A report from the United Nations found that in recent years, over 300 million clothing items deemed unsellable were exported to Kenya. Made mostly of plastic, the clothing was either discarded in landfills or burned, producing harmful fuels.
“Despite restrictions on plastic waste export around the world, an overwhelming volume of used clothing shipped to Kenya is waste synthetic clothing, a toxic influx which is creating devastating consequences for the environment and communities,” the report reads.
Fast fashion aims to produce high quantities of clothing, typically using cheap materials at lower costs. Some of the biggest brands include H&M, Forever 21, Zara, and Shein.
The fast fashion market was valued at $91 billion in 2021, with workers noting a significant escalation since, “reflecting the increase of cheap, disposable fast fashion.” According to Bloomberg, the fashion industry as a whole amounts for "up to 10 percent of global carbon dioxide output."

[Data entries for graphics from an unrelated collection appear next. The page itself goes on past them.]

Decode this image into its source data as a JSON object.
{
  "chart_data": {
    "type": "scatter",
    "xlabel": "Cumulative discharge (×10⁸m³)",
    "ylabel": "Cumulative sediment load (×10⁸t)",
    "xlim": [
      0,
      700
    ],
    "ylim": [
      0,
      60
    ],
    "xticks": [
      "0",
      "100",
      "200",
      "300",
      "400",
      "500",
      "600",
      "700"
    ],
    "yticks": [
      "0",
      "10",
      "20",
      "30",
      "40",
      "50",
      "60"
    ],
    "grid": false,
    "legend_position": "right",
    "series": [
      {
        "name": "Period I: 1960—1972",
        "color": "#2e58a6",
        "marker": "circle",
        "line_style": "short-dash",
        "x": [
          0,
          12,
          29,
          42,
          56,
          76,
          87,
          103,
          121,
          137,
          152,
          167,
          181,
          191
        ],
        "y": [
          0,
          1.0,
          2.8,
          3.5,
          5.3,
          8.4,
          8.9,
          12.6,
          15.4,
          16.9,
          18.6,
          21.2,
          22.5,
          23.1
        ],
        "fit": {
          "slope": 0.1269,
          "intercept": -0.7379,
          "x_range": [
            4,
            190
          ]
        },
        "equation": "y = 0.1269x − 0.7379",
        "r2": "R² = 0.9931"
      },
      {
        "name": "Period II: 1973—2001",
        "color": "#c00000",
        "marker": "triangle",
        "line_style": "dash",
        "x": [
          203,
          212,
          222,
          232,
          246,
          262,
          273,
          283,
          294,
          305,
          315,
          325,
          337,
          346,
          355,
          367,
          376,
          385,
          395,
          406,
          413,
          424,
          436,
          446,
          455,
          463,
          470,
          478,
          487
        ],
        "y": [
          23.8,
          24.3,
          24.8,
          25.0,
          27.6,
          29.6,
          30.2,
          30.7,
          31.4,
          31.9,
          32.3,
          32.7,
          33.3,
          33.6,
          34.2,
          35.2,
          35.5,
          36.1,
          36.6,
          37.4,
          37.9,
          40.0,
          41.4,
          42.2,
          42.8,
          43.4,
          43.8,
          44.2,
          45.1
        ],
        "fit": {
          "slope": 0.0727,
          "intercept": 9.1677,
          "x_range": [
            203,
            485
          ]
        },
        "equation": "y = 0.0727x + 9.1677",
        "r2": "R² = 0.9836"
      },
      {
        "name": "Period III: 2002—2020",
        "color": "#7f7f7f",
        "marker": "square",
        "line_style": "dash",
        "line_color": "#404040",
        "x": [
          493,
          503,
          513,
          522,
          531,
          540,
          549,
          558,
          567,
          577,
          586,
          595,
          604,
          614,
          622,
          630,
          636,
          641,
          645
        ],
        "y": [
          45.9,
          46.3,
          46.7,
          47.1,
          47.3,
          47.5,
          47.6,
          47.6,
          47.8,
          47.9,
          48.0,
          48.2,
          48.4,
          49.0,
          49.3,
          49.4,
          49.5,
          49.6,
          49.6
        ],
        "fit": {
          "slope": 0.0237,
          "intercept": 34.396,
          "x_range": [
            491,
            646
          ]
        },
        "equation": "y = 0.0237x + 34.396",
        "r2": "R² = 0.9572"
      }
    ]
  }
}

Customers of such brands have defended companies for their inexpensive options. While fast fashion is not sustainable, retail correspondent for Business of Fashion Cathaleen Chen told NPR that it is a “privilege” to be able to afford environmentally friendly alternatives, as they are not often cheap.
“There's an inherent privilege in being able to criticize fast fashion," she said, adding "Until sustainable, totally ethical fashion becomes something that everybody can choose to buy, it is unfair."
Though they are affordable, the UN report claimed that the damage outweighs the benefits. Many of the items dumped in the global South contained synthetic fibers or plastic, which can release microplastics into ocean and soil. Today, 69 percent of clothing is made of synthetic materials, producing 35 percent of microplastics in seawater.
“Unless the fashion industry is fundamentally changed, what we have seen in Kenya and around the world will be just the beginning,” the report continued. “Clothing production is projected to double again in the next decade, with 73 percent made from synthetics by 2030, and far exceeding population growth.”